The residual tumour classification or R classification may be used after surgical treatment alone, after radiotherapy alone, after chemotherapy alone, or after multimodal therapy . It was described for histologic examination of the margin but after nonsurgical treatment; the presence or absence of residual tumor is determined using methods such as radiologic imaging and biopsy . The R0 (“no residual rumor”) category applies only to cases in which residual tumor cannot be detected by conventional diagnostic methods. A more exact definition should be “no detectable residual tumor.” The R1 category is reserved exclusively for cases in which residual tumor is found by histologic examination. This category may apply to biopsy sampling of the regional tissue at the site of resection or of a distant site at the time of surgery. It also applies to microscopic examination of the resection margins of the surgical resection specimen by the pathologist. R2 applies to cases with macroscopically visible residual tumor that is detected either clinically or pathologically. Despite the fact that R1 has been described for histologic examination, an attempt to use the R classification with MRI has been published .

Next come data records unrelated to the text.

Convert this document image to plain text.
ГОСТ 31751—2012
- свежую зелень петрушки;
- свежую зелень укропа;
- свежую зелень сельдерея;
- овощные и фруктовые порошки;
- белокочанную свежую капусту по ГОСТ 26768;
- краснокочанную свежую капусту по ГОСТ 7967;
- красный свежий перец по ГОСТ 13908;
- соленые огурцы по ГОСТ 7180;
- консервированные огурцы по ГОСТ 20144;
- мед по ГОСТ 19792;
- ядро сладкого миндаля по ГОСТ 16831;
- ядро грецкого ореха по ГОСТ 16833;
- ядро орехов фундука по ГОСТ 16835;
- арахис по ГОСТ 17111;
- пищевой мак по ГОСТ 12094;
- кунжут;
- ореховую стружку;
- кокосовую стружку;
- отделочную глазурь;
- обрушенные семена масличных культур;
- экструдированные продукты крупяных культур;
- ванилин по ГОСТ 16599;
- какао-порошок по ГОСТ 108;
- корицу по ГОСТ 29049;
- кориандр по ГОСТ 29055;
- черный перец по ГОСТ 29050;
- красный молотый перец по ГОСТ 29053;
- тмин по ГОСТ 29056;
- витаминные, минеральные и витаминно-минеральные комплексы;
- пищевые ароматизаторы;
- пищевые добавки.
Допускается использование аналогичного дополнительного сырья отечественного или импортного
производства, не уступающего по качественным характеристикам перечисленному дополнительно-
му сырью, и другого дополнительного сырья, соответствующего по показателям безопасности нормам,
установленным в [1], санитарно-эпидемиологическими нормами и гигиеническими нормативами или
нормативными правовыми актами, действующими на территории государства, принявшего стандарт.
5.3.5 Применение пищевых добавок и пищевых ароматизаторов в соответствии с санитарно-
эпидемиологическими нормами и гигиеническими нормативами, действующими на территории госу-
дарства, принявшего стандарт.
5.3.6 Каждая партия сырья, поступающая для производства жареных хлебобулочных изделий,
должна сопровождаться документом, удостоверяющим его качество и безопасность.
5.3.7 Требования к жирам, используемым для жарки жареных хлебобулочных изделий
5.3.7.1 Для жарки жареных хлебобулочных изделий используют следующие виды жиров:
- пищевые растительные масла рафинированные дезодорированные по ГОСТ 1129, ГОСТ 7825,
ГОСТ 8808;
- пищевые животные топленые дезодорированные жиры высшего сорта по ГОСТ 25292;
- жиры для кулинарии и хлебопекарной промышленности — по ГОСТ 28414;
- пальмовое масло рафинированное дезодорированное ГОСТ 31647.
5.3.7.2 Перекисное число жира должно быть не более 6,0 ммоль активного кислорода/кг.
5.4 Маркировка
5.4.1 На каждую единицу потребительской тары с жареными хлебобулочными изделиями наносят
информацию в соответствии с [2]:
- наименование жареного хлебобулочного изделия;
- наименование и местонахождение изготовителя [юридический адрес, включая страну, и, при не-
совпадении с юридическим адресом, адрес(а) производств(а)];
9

This study has some limitations. All the histologic classification analyses were performed by one observer and one time. Only twelve patients were included in the study. Other experimental studies on animals should show quantitatively the efficiency of margin evaluation by MRI.
MRI evaluation may not replace the pathological evaluation as it remains the gold standard and gives information about tumor necrosis. Nevertheless, it should be considered as a tool to give quick information about the adequacy of margins and a tool to help the pathologist to focus on doubtful areas. This could help the pathologist to spare time in specimen analysis.
This study shows that extemporaneous analysis of a resection specimen may be efficient in bone tumor oncologic surgery, if made by an experienced radiologist with perfect agreement with the pathologist.
Conflict of Interests
The authors declare that there is no conflict of interests regarding the publication of this paper.